Les ministères en charge de la ville, de l’agriculture et de la transition écologique et solidaire installent un groupe de travail partenarial visant la lutte contre l’artificialisation des sols

Le plan biodiversité présenté le 4 juillet 2018 a annoncé des actions structurantes pour limiter la consommation d’espaces naturels agricoles et forestiers, lutter contre l’étalement urbain et participer à la mise en oeuvre de l’objectif « zéro artificialisation nette ». L’étalement urbain et l’artificialisation des sols, en détruisant et en morcelant les espaces naturels, agricoles et forestiers, contribuent directement à la dégradation des écosystèmes et à l’érosion de la biodiversité. Ces phénomènes érodent le potentiel de production agricole de la France et, à terme, menacent notre autonomie alimentaire. En outre, ils réduisent les possibilités de lutte contre le changement climatique en diminuant le stockage de carbone dans les sols. Ce modèle de développement peut aussi impliquer une dégradation du cadre de vie par un éloignement des emplois et des services publics ainsi qu’un faible accès aux transports en commun. Il implique des coûts de déplacements en voiture individuelle importants.

Ces sujets sont au cœur des préoccupations gouvernementales et au cœur de l’actualité récente de notre pays. Il est au cœur de politiques publiques de la ville, de la biodiversité
mais aussi de l’agriculture.

Julien DENORMANDIE, Emmanuelle WARGON, Didier GUILLAUME, ont installé le 23 juillet 2019 un groupe de travail partenarial composé des acteurs représentant la société civile, de
parlementaires et d‘associations d’élus, d’ONG et de représentants d’aménageurs pour échanger sur les enjeux et construire la trajectoire nationale de la France vers l’objectif fixé de « Zéro artificialisation nette ».

Lors de ce premier groupe de travail, le portail national de l’artificialisation des sols (https://artificialisation.biodiversitetousvivants.fr/), ouvert au début du mois de juillet pour mettre à la disposition de tous des données de mesure du phénomène sur l’ensemble du territoire, a été présenté. La réunion a également permis de partager les recommandations des missions confiées au Comité pour l’Economie Verte (CEV), au Conseil général de l’environnement et du développement durable (CGEDD) et à France Stratégie pour éclairer les enjeux. Ces trois organismes ont présenté leurs travaux, certains en forme de rapports d’étapes, pour introduire les débats. Ils ont permis de dégager les axes de travail pour aboutir à la fin de l’année 2019 sur des propositions au gouvernement complémentaires des actions déjà engagées.

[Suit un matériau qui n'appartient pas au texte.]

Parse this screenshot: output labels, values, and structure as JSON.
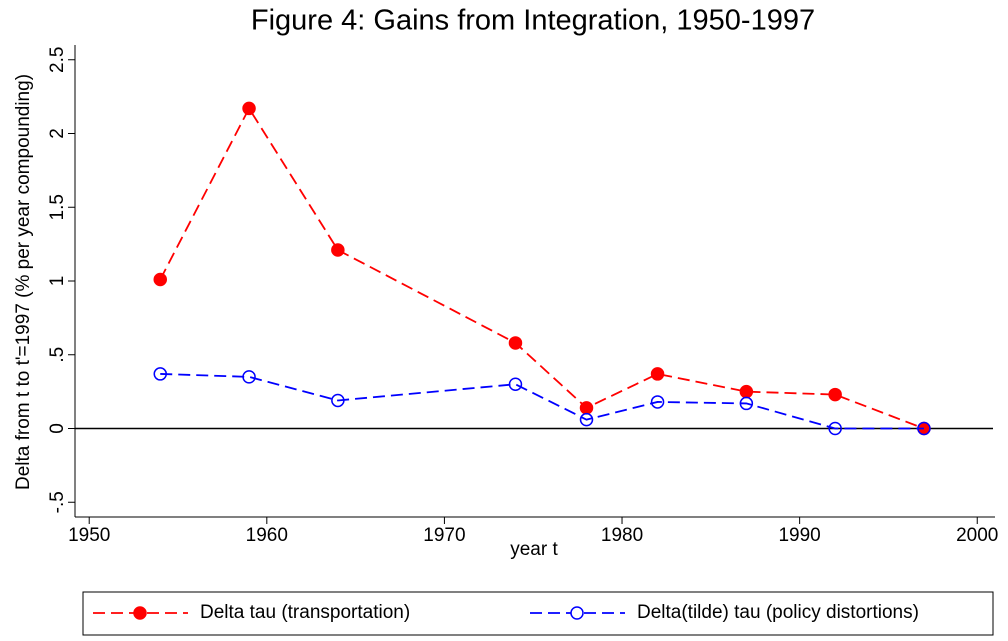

  • L’artificialisation des sols renvoie plus largement à l’occupation de l’espace et aux projets urbains et de territoire souhaités par les collectivités territoriales et leurs habitants.
  • Les enjeux de sobriété de la consommation d’espace et d’une politique de logement ambitieuse peuvent se concilier dans des projets de villes et des villages agréables pour ceux qui y vivent. Cela suppose de poursuivre et renforcer les interventions en matière de renouvellement urbain, de réhabilitation et de construction dans les zones déjà urbanisées, voire la renaturation de certaines zones.

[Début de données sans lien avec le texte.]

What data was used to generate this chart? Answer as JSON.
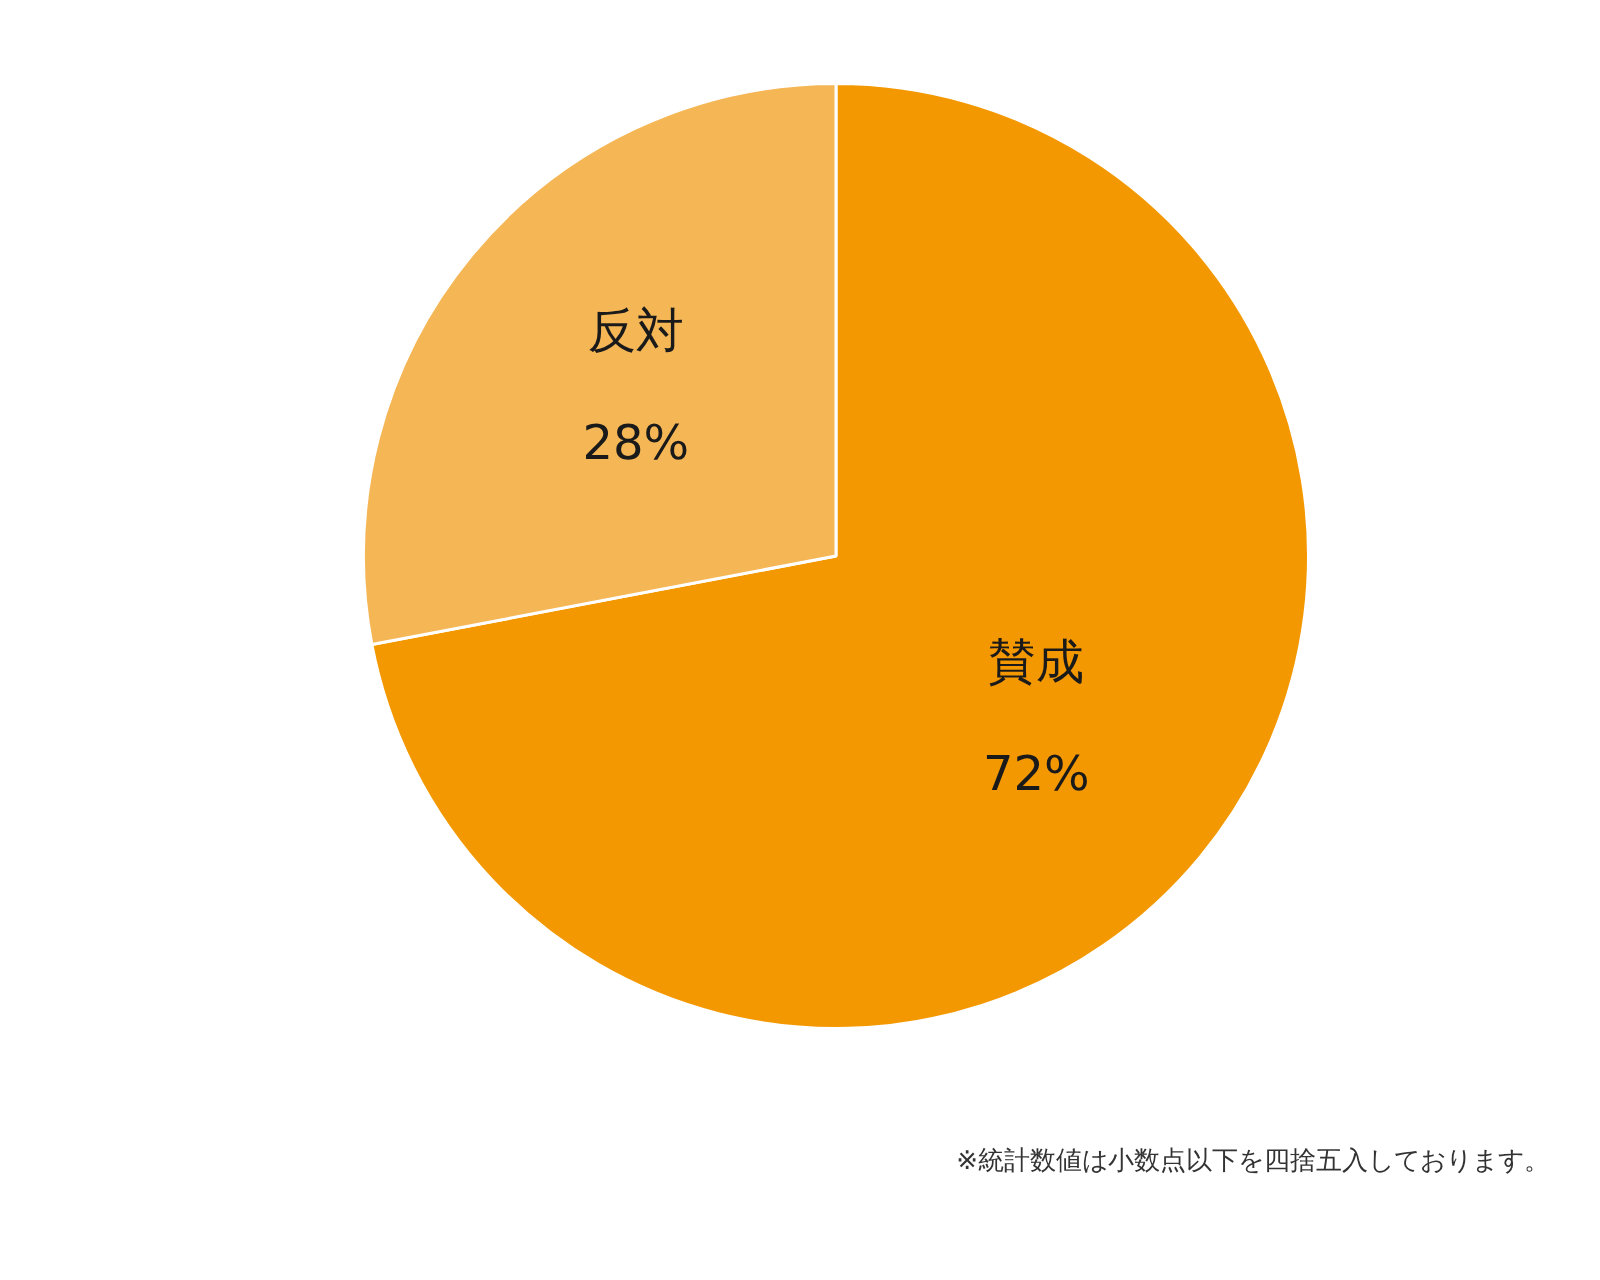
{
  "chart_data": {
    "type": "pie",
    "categories": [
      "賛成",
      "反対"
    ],
    "values": [
      72,
      28
    ],
    "colors": [
      "#f39800",
      "#f5b656"
    ],
    "value_labels": [
      "72%",
      "28%"
    ],
    "legend": false,
    "annotations": [
      "※統計数値は小数点以下を四捨五入しております。"
    ]
  }
}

L’enjeu collectif que s’est fixé le groupe est de formuler un nouveau mode de développement soutenable pour habiter autrement nos territoires, en s’adaptant aux réalités et contextes locaux. Le groupe de travail se propose d’identifier les mesures opérationnelles contribuant à l’atteinte de ces objectifs en valorisant les travaux menés, les expériences réussies partout en France et en associant étroitement les territoires aux travaux et aux propositions. Il poursuivra le travail de connaissance et d’observation du phénomène d’artificialisation pour parvenir à une trajectoire et des outils de mesure opérationnels.